The twin Mars Rovers Opportunity and Curiosity have both been looking into old riverbeds on the red planet, discovering that flowing water existed in impressive volumes at one point, suggesting that life could well have been sustained in Mars' history.
A lot of this new information comes from rocks drilled by the more contemporary Curiosity, which found that conditions within the samples could have once supported microbial life. The recently drilled Cumerland rock will be used to verify initial findings from previously drilled and analysed sample, John Klein. Both of these rocks were found within Yellowknife Bay, which NASA now thinks was the end of a river system from many millenia ago.
I can't help but love the fact that NASA is naming rocks now.
Curiosity's older and littler borther, Opportunity has been doing similar study with its own toolset. While it doesn't have a drill or onboard sample analysers, it does have an X-ray spectrometer and an abrasion tool, so has managed to rub away at rocks until it can take pictures and X-ray the interior, which has shown that the Endeavour crater also once had water in it.

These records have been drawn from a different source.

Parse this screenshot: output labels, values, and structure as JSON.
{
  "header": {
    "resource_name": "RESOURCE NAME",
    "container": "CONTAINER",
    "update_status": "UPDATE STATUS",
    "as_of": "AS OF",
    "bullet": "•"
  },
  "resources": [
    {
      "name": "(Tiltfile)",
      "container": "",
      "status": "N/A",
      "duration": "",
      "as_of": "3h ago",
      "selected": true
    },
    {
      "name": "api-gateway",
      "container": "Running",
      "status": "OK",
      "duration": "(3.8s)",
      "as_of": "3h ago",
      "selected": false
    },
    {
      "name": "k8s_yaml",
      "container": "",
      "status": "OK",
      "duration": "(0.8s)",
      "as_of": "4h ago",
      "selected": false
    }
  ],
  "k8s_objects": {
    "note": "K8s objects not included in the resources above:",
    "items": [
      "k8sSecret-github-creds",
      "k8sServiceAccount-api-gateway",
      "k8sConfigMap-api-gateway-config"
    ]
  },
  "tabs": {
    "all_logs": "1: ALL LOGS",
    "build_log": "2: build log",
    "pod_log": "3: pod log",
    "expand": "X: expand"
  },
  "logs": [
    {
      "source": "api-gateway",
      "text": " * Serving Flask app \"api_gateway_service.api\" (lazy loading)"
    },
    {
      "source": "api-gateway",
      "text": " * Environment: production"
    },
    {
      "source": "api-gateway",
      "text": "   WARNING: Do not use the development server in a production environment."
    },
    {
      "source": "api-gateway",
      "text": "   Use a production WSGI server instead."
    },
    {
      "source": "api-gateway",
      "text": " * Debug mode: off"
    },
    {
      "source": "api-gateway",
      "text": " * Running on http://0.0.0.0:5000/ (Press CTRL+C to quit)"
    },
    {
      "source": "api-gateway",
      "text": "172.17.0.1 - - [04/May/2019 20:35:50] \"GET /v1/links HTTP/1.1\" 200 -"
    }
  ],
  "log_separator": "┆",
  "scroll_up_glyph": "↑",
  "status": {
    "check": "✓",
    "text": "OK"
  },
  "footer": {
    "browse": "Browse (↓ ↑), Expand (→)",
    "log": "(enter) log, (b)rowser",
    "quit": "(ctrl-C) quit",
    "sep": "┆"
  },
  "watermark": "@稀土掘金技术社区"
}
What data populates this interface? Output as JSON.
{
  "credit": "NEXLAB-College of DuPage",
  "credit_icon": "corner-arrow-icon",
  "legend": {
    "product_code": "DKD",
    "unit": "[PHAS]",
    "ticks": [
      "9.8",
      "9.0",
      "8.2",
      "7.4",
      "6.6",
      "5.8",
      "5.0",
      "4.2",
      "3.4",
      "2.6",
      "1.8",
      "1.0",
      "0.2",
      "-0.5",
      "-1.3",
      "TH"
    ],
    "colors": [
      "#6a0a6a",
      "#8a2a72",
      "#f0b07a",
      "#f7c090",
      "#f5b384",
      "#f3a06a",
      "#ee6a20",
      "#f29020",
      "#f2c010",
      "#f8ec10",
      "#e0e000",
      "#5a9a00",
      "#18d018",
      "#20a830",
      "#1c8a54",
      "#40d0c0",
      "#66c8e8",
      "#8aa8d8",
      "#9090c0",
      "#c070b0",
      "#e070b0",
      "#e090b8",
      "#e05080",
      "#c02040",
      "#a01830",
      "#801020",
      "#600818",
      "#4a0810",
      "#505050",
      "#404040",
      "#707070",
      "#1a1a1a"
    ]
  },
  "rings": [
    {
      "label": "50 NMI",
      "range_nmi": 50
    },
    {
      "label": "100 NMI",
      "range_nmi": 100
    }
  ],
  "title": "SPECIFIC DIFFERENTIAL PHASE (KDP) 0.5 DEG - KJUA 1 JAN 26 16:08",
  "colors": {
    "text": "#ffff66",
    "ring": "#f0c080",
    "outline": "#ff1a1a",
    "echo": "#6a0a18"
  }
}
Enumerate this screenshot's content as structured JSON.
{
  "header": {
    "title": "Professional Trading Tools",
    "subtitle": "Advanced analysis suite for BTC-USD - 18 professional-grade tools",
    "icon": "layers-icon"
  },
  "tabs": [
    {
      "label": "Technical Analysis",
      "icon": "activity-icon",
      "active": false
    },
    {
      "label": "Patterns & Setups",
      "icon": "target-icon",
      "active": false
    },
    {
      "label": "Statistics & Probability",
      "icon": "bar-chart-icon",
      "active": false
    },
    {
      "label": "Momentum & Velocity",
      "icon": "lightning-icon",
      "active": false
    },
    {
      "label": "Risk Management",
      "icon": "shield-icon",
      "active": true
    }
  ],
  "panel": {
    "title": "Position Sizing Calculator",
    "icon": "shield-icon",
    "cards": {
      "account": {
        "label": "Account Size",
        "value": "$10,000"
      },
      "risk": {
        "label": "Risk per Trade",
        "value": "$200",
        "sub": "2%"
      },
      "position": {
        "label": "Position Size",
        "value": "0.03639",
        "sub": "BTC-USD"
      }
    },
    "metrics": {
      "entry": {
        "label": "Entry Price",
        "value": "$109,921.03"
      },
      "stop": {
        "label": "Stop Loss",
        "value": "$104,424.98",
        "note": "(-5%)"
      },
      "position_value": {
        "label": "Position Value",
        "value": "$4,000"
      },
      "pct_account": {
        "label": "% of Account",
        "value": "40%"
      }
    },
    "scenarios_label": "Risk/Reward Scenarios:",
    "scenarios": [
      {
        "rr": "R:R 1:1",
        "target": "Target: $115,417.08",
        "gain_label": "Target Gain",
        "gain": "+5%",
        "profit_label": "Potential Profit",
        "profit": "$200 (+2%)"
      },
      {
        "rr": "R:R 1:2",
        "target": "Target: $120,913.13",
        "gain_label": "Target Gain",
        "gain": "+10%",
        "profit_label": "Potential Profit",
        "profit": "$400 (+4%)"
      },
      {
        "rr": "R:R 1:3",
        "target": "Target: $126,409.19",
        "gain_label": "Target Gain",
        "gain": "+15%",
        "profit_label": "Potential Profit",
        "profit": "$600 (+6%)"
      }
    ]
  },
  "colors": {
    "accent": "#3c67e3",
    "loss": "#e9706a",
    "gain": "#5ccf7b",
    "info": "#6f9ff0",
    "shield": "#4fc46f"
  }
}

I hope NASA built in a Hi5 ability for these Rovers. How else can they earn Science Collaboration Points?
While Curiosity is obviously the more impressive of humanity's current Mars explorers, Opportunity is a proven survivor. Initially designed to conduct a 90 day mission, it's been going for over nine years and shows no sign of slowing down.
Kitguru Says: I love these little guys. I hope one day when their time is done we can recover them or at least stick them on a plinth on Mars. They deserve it.